ストーリー。エイリアン侵攻で文明が崩壊した世界。一部の人は“はぐれ族”と呼ばれて地上に住んでいるが、ほとんどの人はエイリアンを避けるために地下で暮らしている。地上には6箇所エイリアンの攻撃をバリアで防御している塔があり、若い兵士が交代で常駐している。兵士S.U.M.1(この世界では名前はなくて記号で呼ばれている)が任期100日ということで一つの塔に派遣されるが、全くエイリアンは出現しない。いろいろ小さな出来事があって、S.U.M.1は、エイリアンはフェイクだ、自分たちを地下に閉じ込めておくための為政者のフェイクだ、と考えるようになった。為政者の陰謀を暴くためにバリアを破壊する。ところが、その途端、実際にはエイリアンがいてS.U.M.1は殺されてしまう、という話。

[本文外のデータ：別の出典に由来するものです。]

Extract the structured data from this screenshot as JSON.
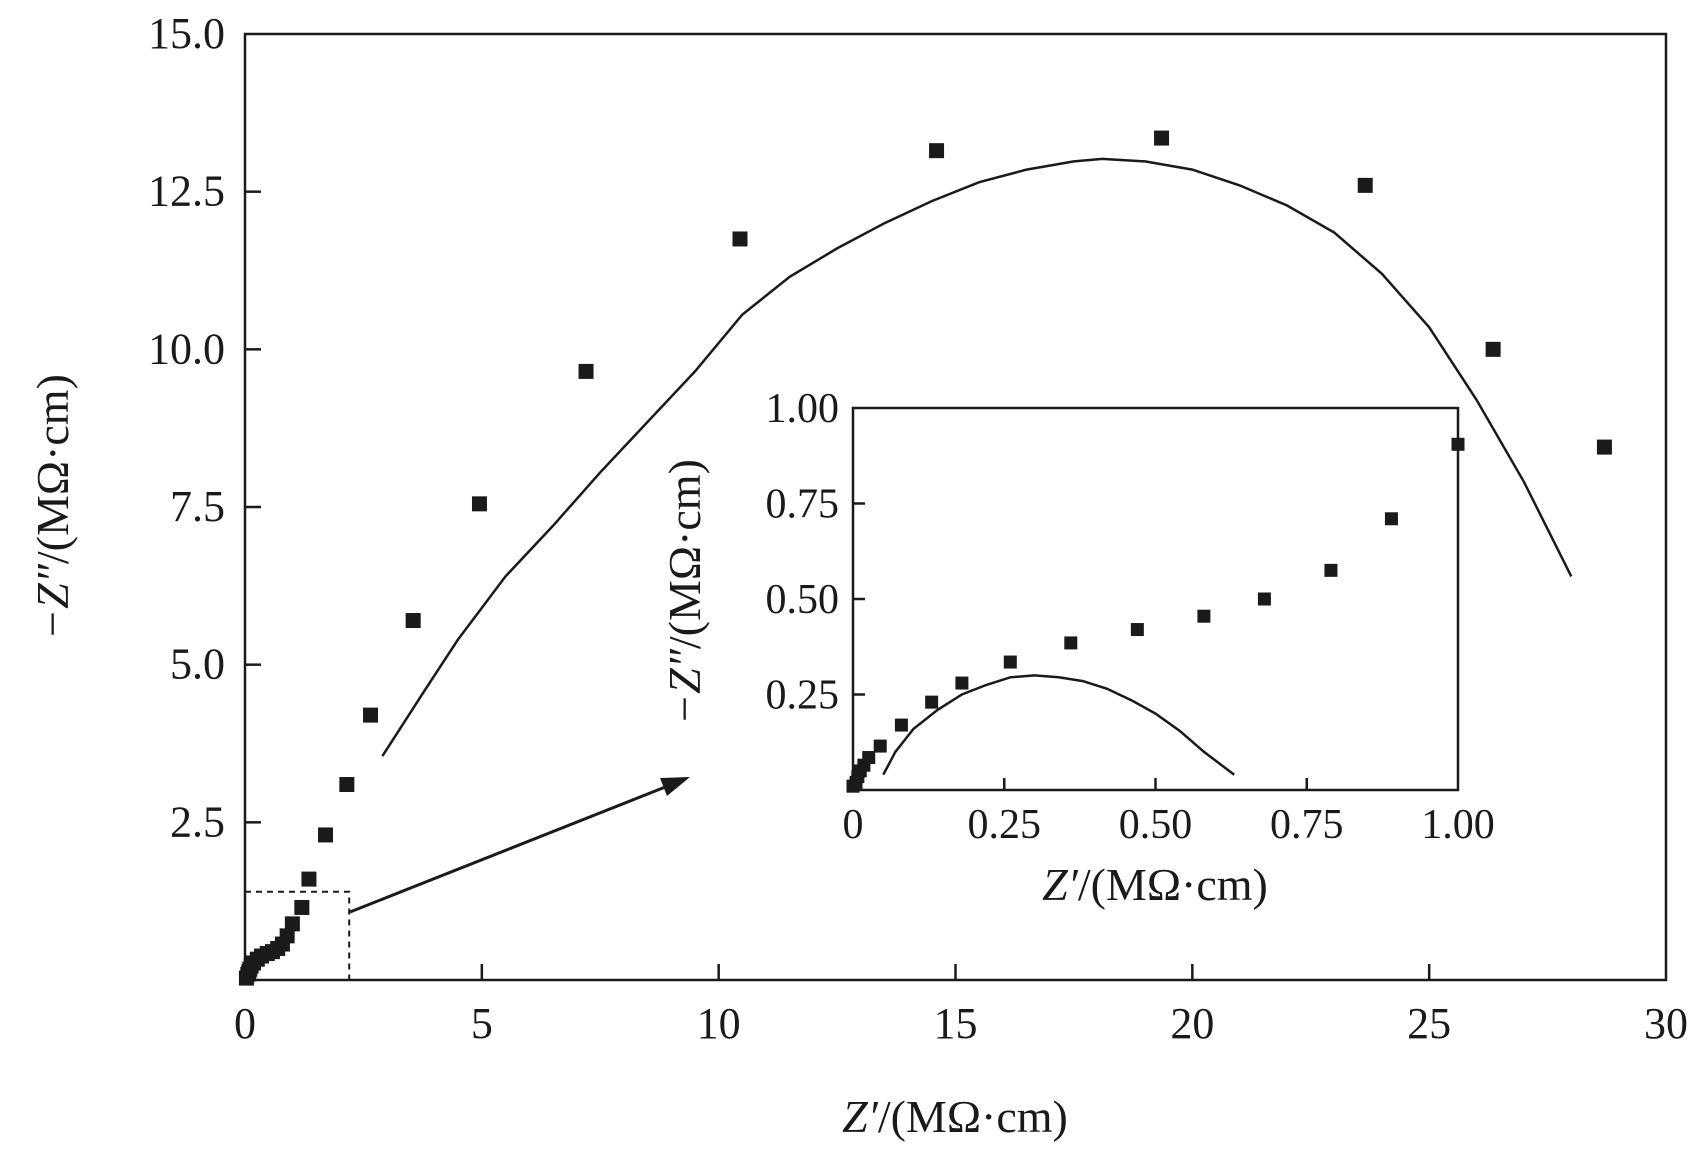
{
  "chart_data": [
    {
      "type": "scatter",
      "xlabel_italic": "Z′",
      "xlabel_unit": "/(MΩ·cm)",
      "ylabel_italic": "−Z″",
      "ylabel_unit": "/(MΩ·cm)",
      "xlim": [
        0,
        30
      ],
      "ylim": [
        0,
        15
      ],
      "x_ticks": [
        "0",
        "5",
        "10",
        "15",
        "20",
        "25",
        "30"
      ],
      "y_ticks": [
        "2.5",
        "5.0",
        "7.5",
        "10.0",
        "12.5",
        "15.0"
      ],
      "x_tick_values": [
        0,
        5,
        10,
        15,
        20,
        25,
        30
      ],
      "y_tick_values": [
        2.5,
        5.0,
        7.5,
        10.0,
        12.5,
        15.0
      ],
      "series": [
        {
          "kind": "measured",
          "marker": "square",
          "points": [
            [
              0.03,
              0.03
            ],
            [
              0.06,
              0.09
            ],
            [
              0.08,
              0.13
            ],
            [
              0.1,
              0.17
            ],
            [
              0.13,
              0.22
            ],
            [
              0.18,
              0.27
            ],
            [
              0.26,
              0.33
            ],
            [
              0.35,
              0.38
            ],
            [
              0.47,
              0.42
            ],
            [
              0.58,
              0.45
            ],
            [
              0.69,
              0.5
            ],
            [
              0.79,
              0.57
            ],
            [
              0.89,
              0.7
            ],
            [
              1.0,
              0.89
            ],
            [
              1.2,
              1.15
            ],
            [
              1.35,
              1.6
            ],
            [
              1.7,
              2.3
            ],
            [
              2.15,
              3.1
            ],
            [
              2.65,
              4.2
            ],
            [
              3.55,
              5.7
            ],
            [
              4.95,
              7.55
            ],
            [
              7.2,
              9.65
            ],
            [
              10.45,
              11.75
            ],
            [
              14.6,
              13.15
            ],
            [
              19.35,
              13.35
            ],
            [
              23.65,
              12.6
            ],
            [
              26.35,
              10.0
            ],
            [
              28.7,
              8.45
            ]
          ]
        },
        {
          "kind": "fit",
          "style": "line",
          "points": [
            [
              2.9,
              3.55
            ],
            [
              3.8,
              4.6
            ],
            [
              4.5,
              5.4
            ],
            [
              5.5,
              6.4
            ],
            [
              6.5,
              7.2
            ],
            [
              7.5,
              8.05
            ],
            [
              8.5,
              8.85
            ],
            [
              9.5,
              9.65
            ],
            [
              10.5,
              10.55
            ],
            [
              11.5,
              11.15
            ],
            [
              12.5,
              11.6
            ],
            [
              13.5,
              12.0
            ],
            [
              14.5,
              12.35
            ],
            [
              15.5,
              12.65
            ],
            [
              16.5,
              12.85
            ],
            [
              17.5,
              12.98
            ],
            [
              18.1,
              13.02
            ],
            [
              19,
              12.98
            ],
            [
              20,
              12.85
            ],
            [
              21,
              12.6
            ],
            [
              22,
              12.28
            ],
            [
              23,
              11.85
            ],
            [
              24,
              11.2
            ],
            [
              25,
              10.35
            ],
            [
              26,
              9.2
            ],
            [
              27,
              7.9
            ],
            [
              28,
              6.4
            ]
          ]
        }
      ],
      "zoom_box": {
        "x": [
          0,
          2.2
        ],
        "y": [
          0,
          1.4
        ]
      }
    },
    {
      "type": "scatter",
      "role": "inset",
      "xlabel_italic": "Z′",
      "xlabel_unit": "/(MΩ·cm)",
      "ylabel_italic": "−Z″",
      "ylabel_unit": "/(MΩ·cm)",
      "xlim": [
        0,
        1.0
      ],
      "ylim": [
        0,
        1.0
      ],
      "x_ticks": [
        "0",
        "0.25",
        "0.50",
        "0.75",
        "1.00"
      ],
      "y_ticks": [
        "0.25",
        "0.50",
        "0.75",
        "1.00"
      ],
      "x_tick_values": [
        0,
        0.25,
        0.5,
        0.75,
        1.0
      ],
      "y_tick_values": [
        0.25,
        0.5,
        0.75,
        1.0
      ],
      "series": [
        {
          "kind": "measured",
          "marker": "square",
          "points": [
            [
              0.0,
              0.01
            ],
            [
              0.005,
              0.02
            ],
            [
              0.008,
              0.035
            ],
            [
              0.012,
              0.05
            ],
            [
              0.018,
              0.065
            ],
            [
              0.026,
              0.085
            ],
            [
              0.045,
              0.115
            ],
            [
              0.08,
              0.17
            ],
            [
              0.13,
              0.23
            ],
            [
              0.18,
              0.28
            ],
            [
              0.26,
              0.335
            ],
            [
              0.36,
              0.385
            ],
            [
              0.47,
              0.42
            ],
            [
              0.58,
              0.455
            ],
            [
              0.68,
              0.5
            ],
            [
              0.79,
              0.575
            ],
            [
              0.89,
              0.71
            ],
            [
              1.0,
              0.905
            ]
          ]
        },
        {
          "kind": "fit",
          "style": "line",
          "points": [
            [
              0.05,
              0.04
            ],
            [
              0.07,
              0.1
            ],
            [
              0.1,
              0.16
            ],
            [
              0.14,
              0.21
            ],
            [
              0.18,
              0.25
            ],
            [
              0.22,
              0.275
            ],
            [
              0.26,
              0.295
            ],
            [
              0.3,
              0.3
            ],
            [
              0.34,
              0.295
            ],
            [
              0.38,
              0.285
            ],
            [
              0.42,
              0.265
            ],
            [
              0.46,
              0.235
            ],
            [
              0.5,
              0.2
            ],
            [
              0.54,
              0.155
            ],
            [
              0.58,
              0.1
            ],
            [
              0.63,
              0.04
            ]
          ]
        }
      ]
    }
  ]
}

アマゾンの批評で“大どんでん返し”と云っている人がいたので興味ができて見たが、エイリアンは最初の設定どおりやっぱりいた、という結末なので、どんでん返しでも何でもなかった。バリアを主人公が破壊したとき、夜空をミサイルと思しき光が飛び交ったので、一瞬エイリアンはフェイクで、人類の最終戦争を抑止するメカニズムだったのか、と思ったが、実際のプロットはつまらなかった。私のプロット通りにつくれば、もう少しまともなものができただろう。とにかくずっと森と古い建物を撮っているだけなので、主人公がエイリアンの存在を疑う様になる過程に、全く説得力がない。この点、似た設定の“オブリビオン”はSFXを駆使して説得力のある展開になっていた。タルコフスキーの“ストーカー”では、溝を流れる水を撮るだけで、ゾーン(立入禁止の異常空間)の異常性を感じさせていたので、SFXが必要というわけではない(タルコフスキーとこの監督を比較するのは気の毒だが)。説得力のある映像であれば、このプロットでも面白かったかもしれない。
タルコフスキーのことを思い出したので、“ストーカー”を見ようとしたが、アマゾンプライムにはなかったので諦めた。ノスタルジアはアマゾンプライム(有料)で視聴できる。